Haben Sie sich jemandem anvertraut oder mit einem Arzt darüber gesprochen?
Nein, das kam für mich damals nicht infrage. Ich schämte mich viel zu sehr und erzählte nicht mal meinem Mann davon. Er fragte nur immer mal wieder, warum ich so ruhig bin. Das tat ich dann mit Kreislaufproblemen oder Kopfschmerzen ab. Mein Allgemeinarzt ist ein Mann, und dem wollte ich auch nicht davon erzählen. Doch vor vier Jahren vertraute ich mich schließlich meiner Frauenärztin an. Es kostete mich große Überwindung und ich schämte mich sehr dafür. Die Frauenärztin reagierte jedoch völlig unbeeindruckt, als würde ich ihr von einer Erkältung erzählen. Das half mir sehr. Sie gab mir einen Überweisungsschein für den Urologen.
Sind Sie zum Urologen gegangen?
Ja, aber erst drei Monate später. Da der Urologe in meiner Nähe ein Mann ist, begann ich wieder, mit mir zu hadern, machte dann aber doch einen Termin.

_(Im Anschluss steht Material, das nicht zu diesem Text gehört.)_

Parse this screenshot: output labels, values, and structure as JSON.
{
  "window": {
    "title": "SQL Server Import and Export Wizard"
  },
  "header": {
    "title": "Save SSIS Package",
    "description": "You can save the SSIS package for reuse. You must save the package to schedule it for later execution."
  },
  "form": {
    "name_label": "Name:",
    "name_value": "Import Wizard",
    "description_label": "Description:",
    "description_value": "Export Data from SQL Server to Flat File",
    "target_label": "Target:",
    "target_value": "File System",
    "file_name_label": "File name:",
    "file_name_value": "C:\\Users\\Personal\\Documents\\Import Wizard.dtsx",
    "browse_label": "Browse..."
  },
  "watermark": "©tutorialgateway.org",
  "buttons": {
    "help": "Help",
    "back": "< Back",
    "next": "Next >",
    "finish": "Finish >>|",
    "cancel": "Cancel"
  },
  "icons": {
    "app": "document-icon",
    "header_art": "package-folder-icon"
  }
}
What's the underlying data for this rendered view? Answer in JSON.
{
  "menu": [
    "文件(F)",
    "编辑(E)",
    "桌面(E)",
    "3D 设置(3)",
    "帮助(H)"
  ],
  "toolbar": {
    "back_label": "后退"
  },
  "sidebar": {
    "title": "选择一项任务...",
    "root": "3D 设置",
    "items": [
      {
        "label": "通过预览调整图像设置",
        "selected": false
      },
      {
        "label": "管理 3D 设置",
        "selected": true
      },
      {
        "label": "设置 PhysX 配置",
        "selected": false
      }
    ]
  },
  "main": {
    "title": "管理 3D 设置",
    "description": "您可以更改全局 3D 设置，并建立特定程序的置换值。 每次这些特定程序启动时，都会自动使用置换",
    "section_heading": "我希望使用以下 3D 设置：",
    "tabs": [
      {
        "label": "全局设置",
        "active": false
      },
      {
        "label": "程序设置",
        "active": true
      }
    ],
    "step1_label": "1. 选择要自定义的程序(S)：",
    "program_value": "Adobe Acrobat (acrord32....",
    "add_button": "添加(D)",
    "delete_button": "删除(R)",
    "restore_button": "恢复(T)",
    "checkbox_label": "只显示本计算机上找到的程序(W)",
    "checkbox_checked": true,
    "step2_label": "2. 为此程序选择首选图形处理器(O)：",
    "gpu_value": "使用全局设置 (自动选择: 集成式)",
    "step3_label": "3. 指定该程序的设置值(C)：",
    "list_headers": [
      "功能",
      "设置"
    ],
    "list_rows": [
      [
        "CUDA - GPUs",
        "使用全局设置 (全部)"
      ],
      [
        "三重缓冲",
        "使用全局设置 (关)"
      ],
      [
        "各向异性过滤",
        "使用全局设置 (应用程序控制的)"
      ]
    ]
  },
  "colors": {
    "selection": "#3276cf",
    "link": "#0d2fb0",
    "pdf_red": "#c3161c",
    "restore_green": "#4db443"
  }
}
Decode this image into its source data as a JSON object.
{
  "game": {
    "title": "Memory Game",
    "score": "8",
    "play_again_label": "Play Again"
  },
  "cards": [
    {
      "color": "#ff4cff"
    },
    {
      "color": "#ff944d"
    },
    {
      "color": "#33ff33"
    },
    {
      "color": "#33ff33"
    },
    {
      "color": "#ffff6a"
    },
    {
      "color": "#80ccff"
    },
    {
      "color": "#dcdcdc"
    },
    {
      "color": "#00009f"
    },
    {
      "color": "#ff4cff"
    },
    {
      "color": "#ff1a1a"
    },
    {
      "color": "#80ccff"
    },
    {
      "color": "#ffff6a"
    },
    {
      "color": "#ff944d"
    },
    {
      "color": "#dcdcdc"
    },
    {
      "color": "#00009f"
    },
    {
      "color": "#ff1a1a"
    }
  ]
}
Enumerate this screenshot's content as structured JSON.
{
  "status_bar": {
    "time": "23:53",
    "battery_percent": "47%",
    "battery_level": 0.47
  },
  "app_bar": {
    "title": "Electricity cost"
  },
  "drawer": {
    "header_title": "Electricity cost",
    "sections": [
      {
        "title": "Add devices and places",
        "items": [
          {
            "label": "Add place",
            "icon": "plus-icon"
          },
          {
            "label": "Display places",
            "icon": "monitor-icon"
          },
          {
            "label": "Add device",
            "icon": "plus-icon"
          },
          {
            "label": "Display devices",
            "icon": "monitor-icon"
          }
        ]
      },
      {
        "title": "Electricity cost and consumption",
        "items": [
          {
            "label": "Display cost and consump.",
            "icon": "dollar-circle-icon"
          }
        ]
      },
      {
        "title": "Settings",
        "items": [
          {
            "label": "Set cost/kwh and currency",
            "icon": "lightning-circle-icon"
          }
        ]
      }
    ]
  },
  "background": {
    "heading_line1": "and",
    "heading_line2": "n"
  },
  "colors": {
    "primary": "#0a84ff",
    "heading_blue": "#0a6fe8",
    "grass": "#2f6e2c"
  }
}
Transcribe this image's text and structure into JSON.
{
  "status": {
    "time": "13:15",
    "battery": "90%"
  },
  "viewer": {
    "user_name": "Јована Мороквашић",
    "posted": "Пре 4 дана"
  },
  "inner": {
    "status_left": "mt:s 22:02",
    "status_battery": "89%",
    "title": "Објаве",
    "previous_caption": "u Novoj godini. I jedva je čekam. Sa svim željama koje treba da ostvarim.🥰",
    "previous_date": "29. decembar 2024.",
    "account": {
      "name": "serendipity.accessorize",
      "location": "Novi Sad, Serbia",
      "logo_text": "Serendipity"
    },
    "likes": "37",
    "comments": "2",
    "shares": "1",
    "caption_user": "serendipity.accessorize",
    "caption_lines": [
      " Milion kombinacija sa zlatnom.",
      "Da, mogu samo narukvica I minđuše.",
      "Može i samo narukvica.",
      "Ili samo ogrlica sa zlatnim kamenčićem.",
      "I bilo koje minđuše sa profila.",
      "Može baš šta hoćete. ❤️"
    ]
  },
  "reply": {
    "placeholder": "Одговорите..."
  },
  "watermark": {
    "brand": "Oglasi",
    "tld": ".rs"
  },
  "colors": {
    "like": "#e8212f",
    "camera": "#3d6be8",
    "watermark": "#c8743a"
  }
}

Er bemerkte sofort mein Schamgefühl bezüglich des Themas und klärte mich erst einmal auf, dass sehr viele Frauen davon betroffen sind. Das half mir – das Gefühl, nicht allein mit diesem Problem zu sein. Er machte einige Untersuchungen und diagnostizierte schließlich eine starke Belastungsinkontinenz. Einige Wochen später hatte ich eine Schlingen-operation. Dabei wird unterhalb der Harnröhre, durch die der Urin aus der Blase abfließt, ein Band angebracht. Wenn man hustet, drückt das Band die Harnröhre zusammen und schafft somit die erforderliche Verstärkung, um einen Harnverlust zu verhindern.
Wie sieht Ihr Alltag heute mit Belastungsinkontinenz aus?
Lange Zeit hatte ich dank der OP keine großen Probleme, doch das ist leider nicht mehr so. Ich verliere wieder häufig Urin – mal mehr, mal weniger – und habe ständig das Gefühl, zur Toilette zu müssen. Doch ich habe mich daran gewöhnt und nutze Einlagen. Die geben mir das Gefühl von Sauberkeit und Sicherheit.
Inkontinenz ist ein gesellschaftliches Tabuthema. Sie reden heute offen mit uns darüber. Warum?
Weil ich weiß, dass es vielen so geht wie mir. Doch alle schweigen aus Scham, gehen nicht zum Arzt und isolieren sich. Das darf einfach nicht sein. Natürlich ist es kein angenehmes Thema, aber es wegzuschweigen macht es nicht besser. Wir sind viele, und das sollte sich jeder, der an Inkontinenz leidet, bewusst machen. Und ich mache heute den Anfang – für mich, aber auch für andere Betroffene!
Was möchten Sie anderen Betroffenen raten?
Schämt euch nicht. Wer an Inkontinenz leidet, hat ein ordentliches Päckchen zu tragen, doch ist es keine tödliche Krankheit. Es gibt also Schlimmeres. Versucht, offen damit umzugehen, nutzt Hilfsmittel und genießt euer Leben, denn das ist mit Inkontinenz nicht vorbei!